Lesson 2.6 – Taxation
Benjamin Franklin famously said “in this world nothing can be said to be certain, except death and taxes.” While taxes are often loathed, they play an important role in the development of our nation, helping provide funding for government programs such as infrastructure and education.
Both the federal and state governments have an income tax. As the name explains, this is a tax on the income one makes. While some nations use a flat tax, in which everyone is taxed at the same rate, the United States’ federal income tax is a progressive tax. This means that as one’s income goes up, their tax rate goes up as well. As the states are free to set their own income tax, some states have flat taxes while others have progressive taxes. You can view detailed state income tax info here.
State (and sometimes local) governments also collect sales tax. As the name describes, this is a tax on items purchased, and are taxed at the point of purchase. Often, a state or city will increase sales tax for the purpose of a major project, for example, funding a sports stadium.
Like with income tax, both federal and state governments collect a payroll tax. Created under the Federal Insurance Contributions Act, or FICA, these taxes are taken directly out of a employee’s pay by their employer, and are used to fund Social Security and Medicare.
Finally, local governments enact taxes on property. A property tax is based on the value of one’s property as valued by the local government.
Investopedia has a superb guide to types of taxes, which can be viewed here. For an in-depth look, check out Yusuf Fattah of Florida FBLA’s guide to taxes.
The federal government agency in charge of collecting and enforcing the federal taxation system is the Internal Revenue System, or IRS. The IRS is under the Department of Treasury, and was established by President Lincoln. The IRS administers the collecting of taxes, meaning you’ll pay federal taxes to the IRS.
The IRS has a myriad of different forms for taxation, but for federal income tax, there are three primary forms, all of which include the number “1040.” The 1040 form is what Investopedia calls the “standard” form for filing federal income tax. Depending on your financial status, you may qualify for a different variation of the 1040 form. The 1040EZ form is, as the name suggests, the easiest to fill out. According to the IRS, you can use the 1040EZ form if you meet a series of requirements, including filing a joint form if you’re married, having no dependents, be under 65, and a taxable income of under $100,000 among other factors. If you don’t meet some requirements, such as the joint filing and dependent and age status, but have a taxable income of under $100,000, you could be eligible for the 1040A form, which is longer than the 1040EZ form, but still shorter than the standard 1040. A full list of differences and form qualifiers can be found on the IRS website.
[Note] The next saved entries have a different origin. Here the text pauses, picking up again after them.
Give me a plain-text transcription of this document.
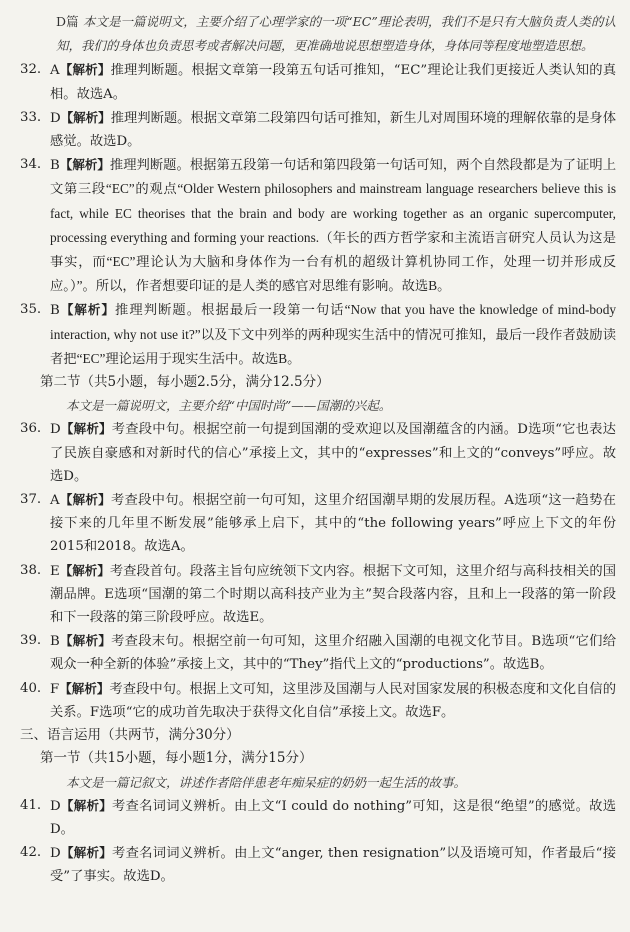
D篇 本文是一篇说明文，主要介绍了心理学家的一项“EC”理论表明，我们不是只有大脑负责人类的认知，我们的身体也负责思考或者解决问题，更准确地说思想塑造身体，身体同等程度地塑造思想。

32. A【解析】推理判断题。根据文章第一段第五句话可推知，“EC”理论让我们更接近人类认知的真相。故选A。

33. D【解析】推理判断题。根据文章第二段第四句话可推知，新生儿对周围环境的理解依靠的是身体感觉。故选D。

34. B【解析】推理判断题。根据第五段第一句话和第四段第一句话可知，两个自然段都是为了证明上文第三段“EC”的观点“Older Western philosophers and mainstream language researchers believe this is fact, while EC theorises that the brain and body are working together as an organic supercomputer, processing everything and forming your reactions.（年长的西方哲学家和主流语言研究人员认为这是事实，而“EC”理论认为大脑和身体作为一台有机的超级计算机协同工作，处理一切并形成反应。）”。所以，作者想要印证的是人类的感官对思维有影响。故选B。

35. B【解析】推理判断题。根据最后一段第一句话“Now that you have the knowledge of mind-body interaction, why not use it?”以及下文中列举的两种现实生活中的情况可推知，最后一段作者鼓励读者把“EC”理论运用于现实生活中。故选B。

第二节（共5小题，每小题2.5分，满分12.5分）

本文是一篇说明文，主要介绍“中国时尚”——国潮的兴起。

36. D【解析】考查段中句。根据空前一句提到国潮的受欢迎以及国潮蕴含的内涵。D选项“它也表达了民族自豪感和对新时代的信心”承接上文，其中的“expresses”和上文的“conveys”呼应。故选D。

37. A【解析】考查段中句。根据空前一句可知，这里介绍国潮早期的发展历程。A选项“这一趋势在接下来的几年里不断发展”能够承上启下，其中的“the following years”呼应上下文的年份2015和2018。故选A。

38. E【解析】考查段首句。段落主旨句应统领下文内容。根据下文可知，这里介绍与高科技相关的国潮品牌。E选项“国潮的第二个时期以高科技产业为主”契合段落内容，且和上一段落的第一阶段和下一段落的第三阶段呼应。故选E。

39. B【解析】考查段末句。根据空前一句可知，这里介绍融入国潮的电视文化节目。B选项“它们给观众一种全新的体验”承接上文，其中的“They”指代上文的“productions”。故选B。

40. F【解析】考查段中句。根据上文可知，这里涉及国潮与人民对国家发展的积极态度和文化自信的关系。F选项“它的成功首先取决于获得文化自信”承接上文。故选F。

三、语言运用（共两节，满分30分）

第一节（共15小题，每小题1分，满分15分）

本文是一篇记叙文，讲述作者陪伴患老年痴呆症的奶奶一起生活的故事。

41. D【解析】考查名词词义辨析。由上文“I could do nothing”可知，这是很“绝望”的感觉。故选D。

42. D【解析】考查名词词义辨析。由上文“anger, then resignation”以及语境可知，作者最后“接受”了事实。故选D。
Lesson 2.7 – Making a Budget
Making a budget is an essential life tool, and helps ensure that you keep your finances on track. Check out this PowerPoint guide from Matt Hird of Maine FBLA.
Lesson 2.8 – Budgeting Tactics
You may have noticed in Matt’s PowerPoint that “savings” was the first and most important category in the budget. This is a tactic called “paying yourself first.” You should set aside a certain amount each month and put it into your savings before allocating the rest of your income for your expenses. This will help ensure that you have a sturdy long-term financial status, having funds tucked away for an emergency or retirement.
With new technologies, making a budget and keeping track of it is easier than ever. There are apps and websites that help you create a budget, track your spending, and monitor your finances. Services like these are great for helping you stay on track even when on the go.
Conclusion: Understanding your income and expenses are the foundation of healthy finances. It’s important to budget so that you’re aware of your current, and future, financial status.